Enfin, pour conclure l'interaction, il est toujours utile d'exprimer avec des mots sincères ce que l'on a éprouvé en écoutant l'autre. Pour simplement lui communiquer que nous avons, pendant quelques minutes, partagé son fardeau. À la fin de la conversation, il repartira seul avec son lourd bagage, mais, pendant ces quelques instants, nous l'aurons tenu ensemble et nous comprenons donc mieux sa douleur. Ce souvenir lui permettra de se sentir moins seul sur la route où il s'est engagé.

Le plus souvent, quelques mots très simples, suffisent : « Ça doit être dur pour toi », ou par exemple, « Je suis désolé de ce qui t'est arrivé, j'étais aussi ému en t'écoutant ».

C'est dans ces échanges réussis, même s'ils ne nous « guérissent » pas instantanément, que notre cerveau émotionnel se développe ; qu'il devient plus confiant dans notre capacité à entrer en relation avec les autres, et d'être « régulé » par eux, comme il en a besoin. Et c'est cette confiance qui nous protège de l'anxiété et de la dépression.

Se parler avec le cœur

Les techniques de communication dont nous venons de parler sont souvent ignorées par les psychiatres et les psychanalystes, qui considèrent qu'il s'agit de « simples questions de bon sens ». Bien évidemment, cela est vrai.
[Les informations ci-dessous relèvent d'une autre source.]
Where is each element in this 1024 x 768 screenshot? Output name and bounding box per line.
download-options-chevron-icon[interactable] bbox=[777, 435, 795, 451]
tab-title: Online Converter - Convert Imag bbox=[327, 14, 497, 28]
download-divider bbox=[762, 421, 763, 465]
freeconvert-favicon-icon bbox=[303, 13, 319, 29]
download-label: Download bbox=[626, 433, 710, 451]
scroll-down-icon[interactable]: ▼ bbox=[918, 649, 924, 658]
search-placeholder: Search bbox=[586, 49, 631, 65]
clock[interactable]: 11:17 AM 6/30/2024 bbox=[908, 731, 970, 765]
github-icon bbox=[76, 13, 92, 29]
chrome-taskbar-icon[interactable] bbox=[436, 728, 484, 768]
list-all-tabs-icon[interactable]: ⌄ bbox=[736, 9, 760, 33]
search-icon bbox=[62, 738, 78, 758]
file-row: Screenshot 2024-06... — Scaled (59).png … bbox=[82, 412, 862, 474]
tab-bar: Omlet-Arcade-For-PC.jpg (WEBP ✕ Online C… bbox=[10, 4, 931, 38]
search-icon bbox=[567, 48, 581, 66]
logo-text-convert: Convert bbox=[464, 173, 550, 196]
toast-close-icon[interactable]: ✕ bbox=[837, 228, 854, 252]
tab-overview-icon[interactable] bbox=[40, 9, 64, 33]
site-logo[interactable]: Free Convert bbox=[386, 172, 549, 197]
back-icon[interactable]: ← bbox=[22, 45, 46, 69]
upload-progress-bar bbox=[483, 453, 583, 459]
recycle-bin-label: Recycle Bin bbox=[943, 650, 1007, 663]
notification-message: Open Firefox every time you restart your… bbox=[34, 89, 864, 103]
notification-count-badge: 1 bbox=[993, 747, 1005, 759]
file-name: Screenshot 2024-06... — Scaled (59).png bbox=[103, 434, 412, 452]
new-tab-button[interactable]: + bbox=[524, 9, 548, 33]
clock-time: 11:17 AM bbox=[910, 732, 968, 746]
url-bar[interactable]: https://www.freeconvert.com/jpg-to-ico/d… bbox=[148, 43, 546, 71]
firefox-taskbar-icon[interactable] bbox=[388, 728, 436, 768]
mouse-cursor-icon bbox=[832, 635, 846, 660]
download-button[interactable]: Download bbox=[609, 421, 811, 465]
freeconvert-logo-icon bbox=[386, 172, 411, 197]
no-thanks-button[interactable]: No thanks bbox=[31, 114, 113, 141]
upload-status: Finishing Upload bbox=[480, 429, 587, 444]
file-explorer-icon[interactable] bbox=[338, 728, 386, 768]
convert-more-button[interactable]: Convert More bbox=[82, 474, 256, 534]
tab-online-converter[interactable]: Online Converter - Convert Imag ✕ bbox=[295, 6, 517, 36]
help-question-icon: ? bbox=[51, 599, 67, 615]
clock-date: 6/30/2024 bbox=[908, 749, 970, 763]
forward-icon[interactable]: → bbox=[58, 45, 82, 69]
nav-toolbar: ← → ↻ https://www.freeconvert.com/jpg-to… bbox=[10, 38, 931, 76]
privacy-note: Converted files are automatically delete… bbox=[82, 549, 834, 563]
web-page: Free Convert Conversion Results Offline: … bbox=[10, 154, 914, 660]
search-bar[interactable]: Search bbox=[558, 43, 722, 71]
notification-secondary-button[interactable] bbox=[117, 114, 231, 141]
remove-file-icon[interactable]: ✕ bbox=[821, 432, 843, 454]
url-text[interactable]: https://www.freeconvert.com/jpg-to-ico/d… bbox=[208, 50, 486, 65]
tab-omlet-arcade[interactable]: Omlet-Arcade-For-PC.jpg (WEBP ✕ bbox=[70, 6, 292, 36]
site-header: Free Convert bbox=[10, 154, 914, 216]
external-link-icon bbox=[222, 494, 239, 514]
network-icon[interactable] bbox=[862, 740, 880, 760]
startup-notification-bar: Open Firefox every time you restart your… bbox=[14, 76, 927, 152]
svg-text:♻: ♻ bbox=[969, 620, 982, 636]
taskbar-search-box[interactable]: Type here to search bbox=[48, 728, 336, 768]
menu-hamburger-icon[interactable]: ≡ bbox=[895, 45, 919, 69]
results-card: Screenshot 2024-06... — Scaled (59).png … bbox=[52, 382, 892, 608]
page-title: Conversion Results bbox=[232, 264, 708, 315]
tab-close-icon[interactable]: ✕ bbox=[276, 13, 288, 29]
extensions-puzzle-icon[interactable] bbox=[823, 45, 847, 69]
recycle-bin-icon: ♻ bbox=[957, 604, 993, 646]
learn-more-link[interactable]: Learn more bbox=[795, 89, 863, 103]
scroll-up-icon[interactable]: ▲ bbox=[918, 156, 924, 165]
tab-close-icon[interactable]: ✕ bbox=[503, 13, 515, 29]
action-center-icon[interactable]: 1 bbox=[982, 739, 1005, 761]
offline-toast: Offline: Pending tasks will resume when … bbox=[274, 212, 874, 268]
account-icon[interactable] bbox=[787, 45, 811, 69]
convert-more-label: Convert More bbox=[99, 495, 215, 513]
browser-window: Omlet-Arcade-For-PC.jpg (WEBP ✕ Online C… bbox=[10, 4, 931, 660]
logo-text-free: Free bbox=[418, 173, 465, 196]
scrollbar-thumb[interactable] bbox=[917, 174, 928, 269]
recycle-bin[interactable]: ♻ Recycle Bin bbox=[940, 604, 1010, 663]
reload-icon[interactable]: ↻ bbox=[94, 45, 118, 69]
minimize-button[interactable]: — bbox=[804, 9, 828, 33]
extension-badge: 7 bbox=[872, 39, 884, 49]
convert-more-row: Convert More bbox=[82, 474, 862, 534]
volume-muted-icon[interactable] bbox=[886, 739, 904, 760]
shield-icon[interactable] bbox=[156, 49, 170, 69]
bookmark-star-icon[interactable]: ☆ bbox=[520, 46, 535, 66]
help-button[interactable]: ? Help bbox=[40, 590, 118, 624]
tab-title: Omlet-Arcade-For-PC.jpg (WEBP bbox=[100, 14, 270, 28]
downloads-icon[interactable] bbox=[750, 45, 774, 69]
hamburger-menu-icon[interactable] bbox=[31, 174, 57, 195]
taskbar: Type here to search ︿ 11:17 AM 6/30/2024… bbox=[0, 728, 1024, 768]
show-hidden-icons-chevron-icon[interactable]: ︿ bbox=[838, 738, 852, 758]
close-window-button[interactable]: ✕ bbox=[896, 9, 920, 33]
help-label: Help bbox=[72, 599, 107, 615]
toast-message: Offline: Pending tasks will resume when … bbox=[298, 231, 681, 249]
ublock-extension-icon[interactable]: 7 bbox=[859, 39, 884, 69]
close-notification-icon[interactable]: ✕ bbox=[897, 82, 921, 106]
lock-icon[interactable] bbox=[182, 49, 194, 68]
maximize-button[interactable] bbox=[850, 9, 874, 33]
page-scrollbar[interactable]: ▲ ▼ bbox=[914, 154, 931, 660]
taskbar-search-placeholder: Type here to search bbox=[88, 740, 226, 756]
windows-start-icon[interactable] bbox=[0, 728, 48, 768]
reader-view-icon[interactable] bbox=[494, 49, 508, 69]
Mais comme le montrent les études effectuées sur les médecins en pratique -- souvent depuis de nombreuses années -- et contrairement à ce qu'affirmait Descartes, le bon sens n'est pas la qualité la mieux partagée...

Si les parents s'adressaient toujours ainsi à leurs enfants, si les couples savaient se critiquer sans violence et s'écouter avec le cœur, si les patrons savaient respecter ainsi leurs collègues et leurs employés, si le bon sens était effectivement mieux partagé, on n'aurait pas besoin de l'enseigner.

Même en thérapie, il est souvent important de compléter les séances par des instructions très précises sur la manière dont la personne accompagnée doit s'y prendre pour améliorer ses rapports affectifs avec les gens qui comptent le plus pour elle.

Le dernier dan

La maîtrise de la communication émotionnelle ne s'obtient pas en une journée ni en un mois. Pas même en un an.

Dans les arts martiaux, on débute par une ceinture blanche et on finit par atteindre la ceinture noire. Viennent ensuite des raffinements sans fin qu'on appelle des « dans ». Mais il n'existe pas de « dernier dan ». On peut toujours s'améliorer.

L'art de la communication émotionnelle ressemble un peu à cela. Il requiert une maîtrise de l'énergie qui demande sans doute toute une vie pour être parfaitement affinée.

Il est tragique de traverser la vie sans s'atteler à cette tâche fondamentale : améliorer, toujours, sa communication émotionnelle. Même si cela peut se perfectionner à l'infini, ce n'est qu'une raison de plus pour s'y mettre tout de suite.